Understand whom you’re talking to, and the role she plays. Be direct and specific with both your questions and the information you share. This helps you and your doctors make informed decisions about your level of care.

Create a Paper Trail

Please don’t assume that the computer holds the key to your recovery. Yes, the medical team has immediate access to your history, test results, x-rays, blood cultures, and all that goes on.

In reality, however, I’ve witnessed far too many instances where the medical team either fails to read written orders, misinterprets them, or just chooses to do things a different way based on their own training or expertise.

In other words, it’s difficult for communication to occur between a team of 20-30 players—no matter how much technology is in place. In a hospital setting, people are moving in and out of your room.

Remember this: You are the only constant in that environment.

Anything beyond a one week visit, and you’ll want to begin keeping a journal of which doctors are saying what, names of medications and exact dosages, why you’re taking them, and how you’re responding, to include time of day and circumstances. You’ll also want to keep track of any diagnostic tests and the results so that you can intelligently talk with your doctor.

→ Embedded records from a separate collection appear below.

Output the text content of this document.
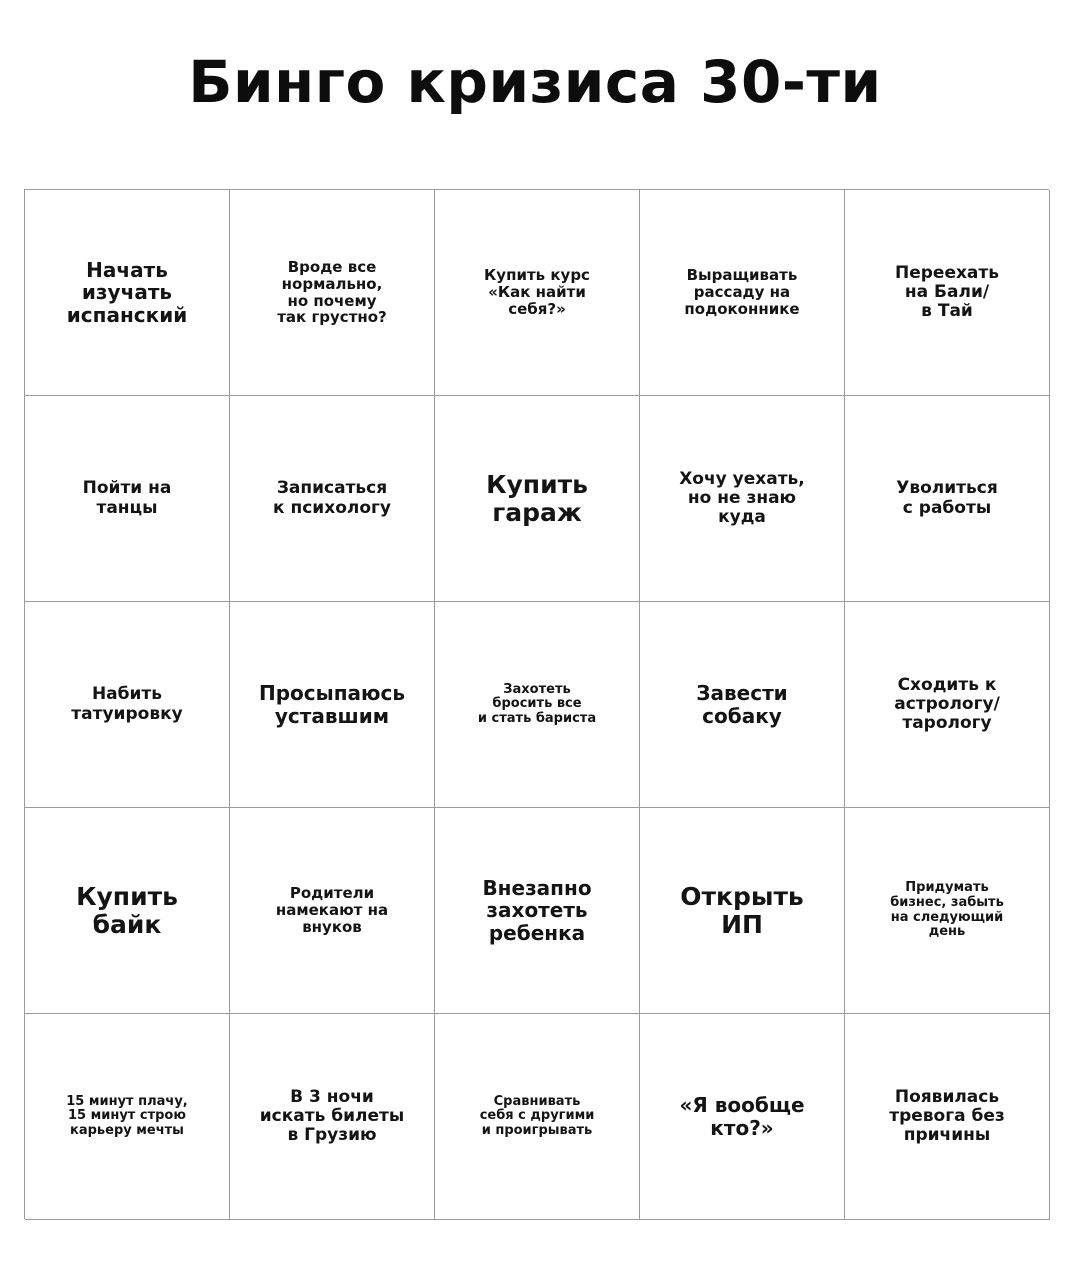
Бинго кризиса 30-ти
Начать
изучать
испанский
Вроде все
нормально,
но почему
так грустно?
Купить курс
«Как найти
себя?»
Выращивать
рассаду на
подоконнике
Переехать
на Бали/
в Тай
Пойти на
танцы
Записаться
к психологу
Купить
гараж
Хочу уехать,
но не знаю
куда
Уволиться
с работы
Набить
татуировку
Просыпаюсь
уставшим
Захотеть
бросить все
и стать бариста
Завести
собаку
Сходить к
астрологу/
тарологу
Купить
байк
Родители
намекают на
внуков
Внезапно
захотеть
ребенка
Открыть
ИП
Придумать
бизнес, забыть
на следующий
день
15 минут плачу,
15 минут строю
карьеру мечты
В 3 ночи
искать билеты
в Грузию
Сравнивать
себя с другими
и проигрывать
«Я вообще
кто?»
Появилась
тревога без
причины
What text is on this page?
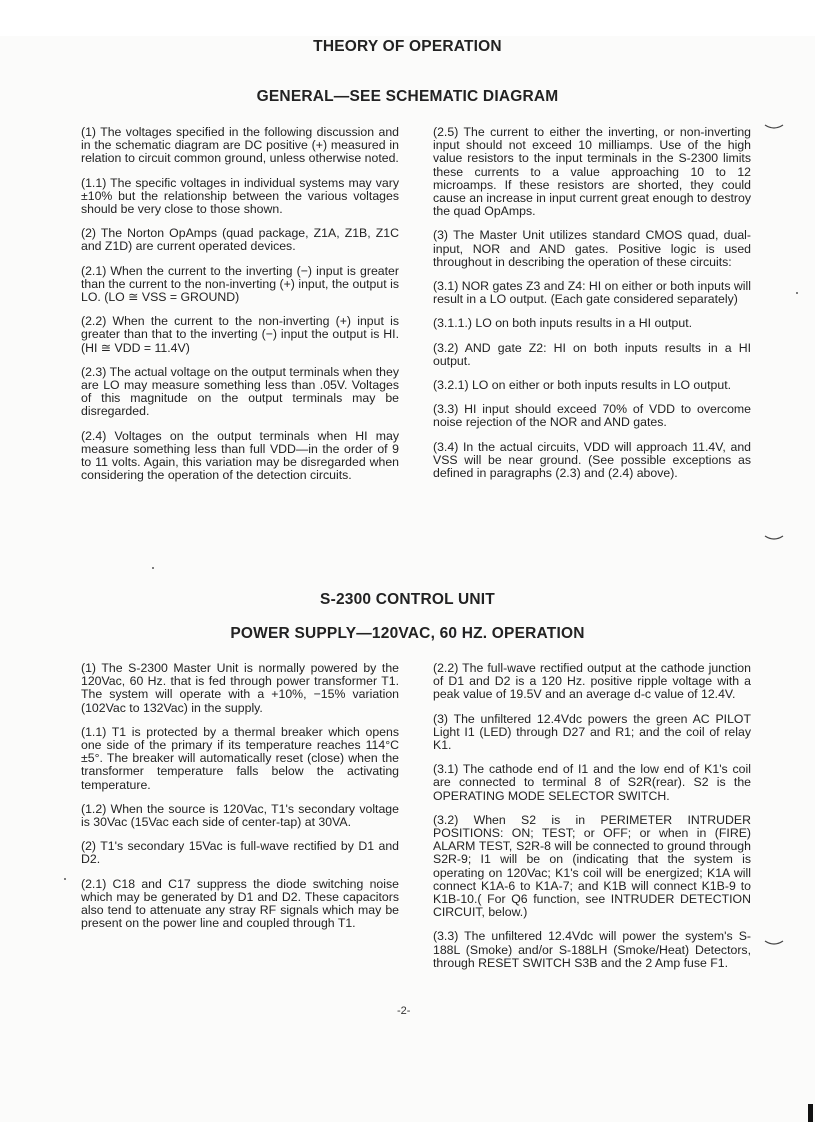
THEORY OF OPERATION
GENERAL—SEE SCHEMATIC DIAGRAM

(1) The voltages specified in the following discussion and in the schematic diagram are DC positive (+) measured in relation to circuit common ground, unless otherwise noted.

(1.1) The specific voltages in individual systems may vary ±10% but the relationship between the various voltages should be very close to those shown.

(2) The Norton OpAmps (quad package, Z1A, Z1B, Z1C and Z1D) are current operated devices.

(2.1) When the current to the inverting (−) input is greater than the current to the non-inverting (+) input, the output is LO. (LO ≅ VSS = GROUND)

(2.2) When the current to the non-inverting (+) input is greater than that to the inverting (−) input the output is HI. (HI ≅ VDD = 11.4V)

(2.3) The actual voltage on the output terminals when they are LO may measure something less than .05V. Voltages of this magnitude on the output terminals may be disregarded.

(2.4) Voltages on the output terminals when HI may measure something less than full VDD—in the order of 9 to 11 volts. Again, this variation may be disregarded when considering the operation of the detection circuits.

(2.5) The current to either the inverting, or non-inverting input should not exceed 10 milliamps. Use of the high value resistors to the input terminals in the S-2300 limits these currents to a value approaching 10 to 12 microamps. If these resistors are shorted, they could cause an increase in input current great enough to destroy the quad OpAmps.

(3) The Master Unit utilizes standard CMOS quad, dual-input, NOR and AND gates. Positive logic is used throughout in describing the operation of these circuits:

(3.1) NOR gates Z3 and Z4: HI on either or both inputs will result in a LO output. (Each gate considered separately)

(3.1.1.) LO on both inputs results in a HI output.

(3.2) AND gate Z2: HI on both inputs results in a HI output.

(3.2.1) LO on either or both inputs results in LO output.

(3.3) HI input should exceed 70% of VDD to overcome noise rejection of the NOR and AND gates.

(3.4) In the actual circuits, VDD will approach 11.4V, and VSS will be near ground. (See possible exceptions as defined in paragraphs (2.3) and (2.4) above).

S-2300 CONTROL UNIT
POWER SUPPLY—120VAC, 60 HZ. OPERATION

(1) The S-2300 Master Unit is normally powered by the 120Vac, 60 Hz. that is fed through power transformer T1. The system will operate with a +10%, −15% variation (102Vac to 132Vac) in the supply.

(1.1) T1 is protected by a thermal breaker which opens one side of the primary if its temperature reaches 114°C ±5°. The breaker will automatically reset (close) when the transformer temperature falls below the activating temperature.

(1.2) When the source is 120Vac, T1's secondary voltage is 30Vac (15Vac each side of center-tap) at 30VA.

(2) T1's secondary 15Vac is full-wave rectified by D1 and D2.

(2.1) C18 and C17 suppress the diode switching noise which may be generated by D1 and D2. These capacitors also tend to attenuate any stray RF signals which may be present on the power line and coupled through T1.

(2.2) The full-wave rectified output at the cathode junction of D1 and D2 is a 120 Hz. positive ripple voltage with a peak value of 19.5V and an average d-c value of 12.4V.

(3) The unfiltered 12.4Vdc powers the green AC PILOT Light I1 (LED) through D27 and R1; and the coil of relay K1.

(3.1) The cathode end of I1 and the low end of K1's coil are connected to terminal 8 of S2R(rear). S2 is the OPERATING MODE SELECTOR SWITCH.

(3.2) When S2 is in PERIMETER INTRUDER POSITIONS: ON; TEST; or OFF; or when in (FIRE) ALARM TEST, S2R-8 will be connected to ground through S2R-9; I1 will be on (indicating that the system is operating on 120Vac; K1's coil will be energized; K1A will connect K1A-6 to K1A-7; and K1B will connect K1B-9 to K1B-10.( For Q6 function, see INTRUDER DETECTION CIRCUIT, below.)

(3.3) The unfiltered 12.4Vdc will power the system's S-188L (Smoke) and/or S-188LH (Smoke/Heat) Detectors, through RESET SWITCH S3B and the 2 Amp fuse F1.

-2-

Such information helps you track patterns of response. Patterns help your doctors make sense of your progress.

Bottom line. The system includes politics between doctors, nurses, and the hospital. This is not necessarily a bad thing because it keeps people from getting in each other’s way. You don’t want to assume, however, that everyone on the team is speaking on a regular basis. Your doctors respect and appreciate when you’re knowledgeable and able to share real-time data about what’s going on with your body.

Be a Decision Maker

The good news about putting two complex systems—your body and the medical community— under the same roof is that, together, they adapt to one another and create options.

In order to know what those options are, it’s your job, as a self-advocate to ask pointed questions. Don’t ever assume that just because a doctor orders a procedure, it’s the best one for you. Remember, our health care system is only beginning to explore preventative measures. Most doctors are trained in treating a diagnosis. This means that they sometimes order medications, tests, and exploratory procedures—well, just because it’s “protocol.”

Research alerts us to the fact that when an elderly patient goes into the hospital, they often come out worse than when they went in. Too often, they are subjected to a host of medical procedures that only compromise their system further. Before long, they find themselves down a never ending rabbit hole of ongoing medical complexities.

You don’t want to be a bystander to your own health. Be as informed and proactive as the system allows.

Your doctors and the surrounding medical team are there to help you resolve your medical issues. It’s a tough job, and the more actively involved in the process you can be, the greater your chance of full recovery.

Never underestimate your role as an advocate. It’s vital to the outcome of your health or the health of someone you love and care about.